1.3.8. Sosyal Medya Pazarlaması
Sosyal medya pazarlaması, firmanın sosyal medya platformlarını kullanarak müşterileri
ve hedef kitlesiyle yaptığı gerçek zamanlı iletişim çalışmalarının bütünüdür (Ryan, 2014, s.
201). Son yıllarda internet aracılığıyla iletişim kurmanın ve etkileşim içerisinde olmanın belki
de en önemli araçlarından biri olan sosyal medya, aynı zamanda pazarlama açısından da son
derece önemli bir mecradır. Sosyal medya pazarlamasındaki temel nokta, sosyal medya
kullanıcılarının bu mecraları ne sıklıkta kullandıkları, kullanım sürecindeki temel davranışları
ve beğenilerinin ne noktada olduğunun tespit edilmesidir. Böylece işletmeler sosyal medya
aracılığıyla tüketicilere ne şekilde bir pazarlama şablonu oluşturmaları gerektiği hususunda
detaylı ve nitelikli veriler sağlamaktadır. İşletmeler, sosyal medyadan elde ettikleri verileri,
pazarlama stratejilerinin önemli bir noktasında konuşlandırmaktadırlar (Say, 2015, s. 20).

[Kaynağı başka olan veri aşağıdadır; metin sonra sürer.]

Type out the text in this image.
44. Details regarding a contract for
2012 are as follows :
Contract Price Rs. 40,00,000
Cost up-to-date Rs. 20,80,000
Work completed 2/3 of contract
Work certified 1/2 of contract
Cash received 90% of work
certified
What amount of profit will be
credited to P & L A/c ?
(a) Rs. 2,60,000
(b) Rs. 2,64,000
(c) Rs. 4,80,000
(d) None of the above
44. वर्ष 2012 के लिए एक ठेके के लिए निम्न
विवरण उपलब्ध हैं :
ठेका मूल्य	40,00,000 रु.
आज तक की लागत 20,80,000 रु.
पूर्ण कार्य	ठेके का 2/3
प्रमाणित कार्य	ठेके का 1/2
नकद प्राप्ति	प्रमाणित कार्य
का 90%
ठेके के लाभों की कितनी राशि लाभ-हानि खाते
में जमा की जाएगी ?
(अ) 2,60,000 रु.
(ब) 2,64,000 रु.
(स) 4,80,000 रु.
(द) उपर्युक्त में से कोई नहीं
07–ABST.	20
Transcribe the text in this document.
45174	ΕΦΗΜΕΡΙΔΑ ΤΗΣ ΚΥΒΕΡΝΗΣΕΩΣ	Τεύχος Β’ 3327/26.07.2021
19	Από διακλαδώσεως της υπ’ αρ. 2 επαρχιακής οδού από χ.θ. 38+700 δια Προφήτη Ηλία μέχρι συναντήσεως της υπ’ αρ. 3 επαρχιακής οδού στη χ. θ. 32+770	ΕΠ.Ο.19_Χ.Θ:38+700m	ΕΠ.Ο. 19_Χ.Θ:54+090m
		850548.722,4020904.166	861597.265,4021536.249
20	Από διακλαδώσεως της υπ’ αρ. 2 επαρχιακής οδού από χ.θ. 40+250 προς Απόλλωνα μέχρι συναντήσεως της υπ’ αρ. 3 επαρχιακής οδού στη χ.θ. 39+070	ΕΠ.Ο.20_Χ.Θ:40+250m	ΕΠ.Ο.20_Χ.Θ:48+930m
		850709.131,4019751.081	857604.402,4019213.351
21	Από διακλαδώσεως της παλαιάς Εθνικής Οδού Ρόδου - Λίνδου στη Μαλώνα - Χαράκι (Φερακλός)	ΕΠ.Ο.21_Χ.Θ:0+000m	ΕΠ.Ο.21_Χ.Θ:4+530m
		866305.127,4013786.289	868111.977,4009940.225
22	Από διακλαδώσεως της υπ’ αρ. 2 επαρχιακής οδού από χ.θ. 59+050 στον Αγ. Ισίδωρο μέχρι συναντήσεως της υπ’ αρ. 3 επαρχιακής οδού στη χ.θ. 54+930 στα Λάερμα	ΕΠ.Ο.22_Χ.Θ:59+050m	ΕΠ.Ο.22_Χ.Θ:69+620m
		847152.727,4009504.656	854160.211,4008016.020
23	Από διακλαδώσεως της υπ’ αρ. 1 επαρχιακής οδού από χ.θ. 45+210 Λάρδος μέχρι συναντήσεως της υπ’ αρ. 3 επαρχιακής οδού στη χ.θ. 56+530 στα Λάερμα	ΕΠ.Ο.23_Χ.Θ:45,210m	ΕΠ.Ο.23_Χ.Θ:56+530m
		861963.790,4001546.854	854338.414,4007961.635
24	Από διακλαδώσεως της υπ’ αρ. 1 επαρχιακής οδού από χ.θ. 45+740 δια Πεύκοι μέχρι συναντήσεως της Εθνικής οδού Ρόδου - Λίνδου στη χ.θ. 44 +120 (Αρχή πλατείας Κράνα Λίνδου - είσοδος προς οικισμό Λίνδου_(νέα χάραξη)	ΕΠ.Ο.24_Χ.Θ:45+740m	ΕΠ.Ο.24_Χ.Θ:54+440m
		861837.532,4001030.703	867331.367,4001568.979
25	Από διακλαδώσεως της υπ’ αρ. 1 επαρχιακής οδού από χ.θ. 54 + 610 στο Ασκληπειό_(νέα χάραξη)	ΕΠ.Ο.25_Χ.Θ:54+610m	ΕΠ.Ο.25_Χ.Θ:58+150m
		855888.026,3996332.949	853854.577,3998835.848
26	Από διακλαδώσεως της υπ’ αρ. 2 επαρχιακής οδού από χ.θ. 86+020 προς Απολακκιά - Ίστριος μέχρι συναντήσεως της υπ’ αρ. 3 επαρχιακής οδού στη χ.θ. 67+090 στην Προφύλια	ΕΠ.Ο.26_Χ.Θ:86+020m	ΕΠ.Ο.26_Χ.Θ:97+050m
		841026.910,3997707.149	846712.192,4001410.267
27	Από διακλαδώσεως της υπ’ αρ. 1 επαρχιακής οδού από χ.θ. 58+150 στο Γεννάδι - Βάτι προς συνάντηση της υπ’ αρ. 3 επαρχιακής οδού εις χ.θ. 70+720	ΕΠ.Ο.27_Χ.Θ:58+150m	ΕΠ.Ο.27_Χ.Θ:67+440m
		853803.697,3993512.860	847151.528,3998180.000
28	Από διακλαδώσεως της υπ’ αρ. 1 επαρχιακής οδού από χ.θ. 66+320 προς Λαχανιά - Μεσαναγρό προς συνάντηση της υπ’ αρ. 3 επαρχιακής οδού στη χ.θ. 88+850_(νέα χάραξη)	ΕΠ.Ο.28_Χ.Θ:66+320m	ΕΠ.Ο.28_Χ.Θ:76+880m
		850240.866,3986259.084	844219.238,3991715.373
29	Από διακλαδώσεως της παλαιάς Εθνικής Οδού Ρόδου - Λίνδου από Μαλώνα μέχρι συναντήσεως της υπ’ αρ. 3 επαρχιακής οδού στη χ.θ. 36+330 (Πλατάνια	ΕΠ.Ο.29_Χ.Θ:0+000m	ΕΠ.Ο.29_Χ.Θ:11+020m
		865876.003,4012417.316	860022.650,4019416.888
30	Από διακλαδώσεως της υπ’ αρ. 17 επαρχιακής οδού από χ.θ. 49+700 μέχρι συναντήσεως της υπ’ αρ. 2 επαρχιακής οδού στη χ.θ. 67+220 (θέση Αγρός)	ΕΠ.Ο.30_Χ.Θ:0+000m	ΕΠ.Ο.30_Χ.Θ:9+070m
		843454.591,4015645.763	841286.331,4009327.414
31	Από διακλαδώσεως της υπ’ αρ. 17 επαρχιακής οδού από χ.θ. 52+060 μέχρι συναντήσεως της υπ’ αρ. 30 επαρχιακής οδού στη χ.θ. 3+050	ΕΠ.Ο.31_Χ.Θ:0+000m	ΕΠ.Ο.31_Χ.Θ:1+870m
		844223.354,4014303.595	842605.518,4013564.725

İşletmelerin sosyal medya pazarlaması yapma amaçları aşağıdaki gibidir (Özgen ve
Doymuş, 2013, s. 96):
● Sürdürülebilir bir marka bilinirliği oluşturmak,
● Tüketici topluluğunu anlık ve daha fazla içeriğe sahip bilgiler sayesinde tanıma
ve bilgilerini depolama,
● Mümkün olduğunca yen önceden tahmin edilemeyen ve geçmişten farklı
stratejiler oluşturmak adına çalışma,
● İşletmelerin kendi web siteleri üzerinde tüketiciler aynı çatı altında toplama,
● Sosyal ağlar üzerinden web sitesine geçişi doğrudan ve alışılagelmiş bir davranış
olarak benimsetme,
● Tüketicilerin kendi aralarında hem beşeri hem de işletmelerin ürün ve
hizmetlerine dayalı olarak bir etkileşim ortamı yaratma.
1.4. Sosyal Medya
Küreselleşmenin dünyanın her tarafında etkisini göstermesi ile birlikte ortaya çıkan
iletişim yaygınlığı, teknolojinin de etkisi ile birlikte insanların, olayların, olguların, hizmetlerin
vb. birbirleri ile daha kolay ve daha etkin iletişim kurmalarına olanak tanımıştır. Daha sonra da
internetin doğuşu ve 2000’li yıllarla birlikte yaygınlaşması iletişim tekniklerini çok hızlı bir
şekilde geliştirmiştir.
1.4.1. Sosyal Medya Kavramı
İletişim teknolojilerinin hızlı bir şekilde gelişmesiyle birlikte sosyal medya kullanımı
çok büyük bir hızla artmıştır. Anlık olarak, internet kullanımı ile yaygınlaşan sosyal medya,
farklı mecralarda, interaktif bir şekilde bireylerin kendilerini, duygularını, isteklerini,
şikayetlerini vb. ifade etmelerine imkan sağlamaktadır. İnternet üzerinde geliştirilen
uygulamalar aracılığıyla mümkün olan sosyal medya kullanımı, bireylerin dünyadan anlık
haberler elde ederek diğer bireyler ile haber paylaşımında bulundukları, bunun yanı sıra
birbirleri ile farklı konularda fikir alışverişinde bulundukları, bunun içerisine de fotoğraf, video
ve metin gibi içerikleri ekledikleri bir alanı ifade etmektedir (Bulut ve Eşitti, 2015, s. 1148).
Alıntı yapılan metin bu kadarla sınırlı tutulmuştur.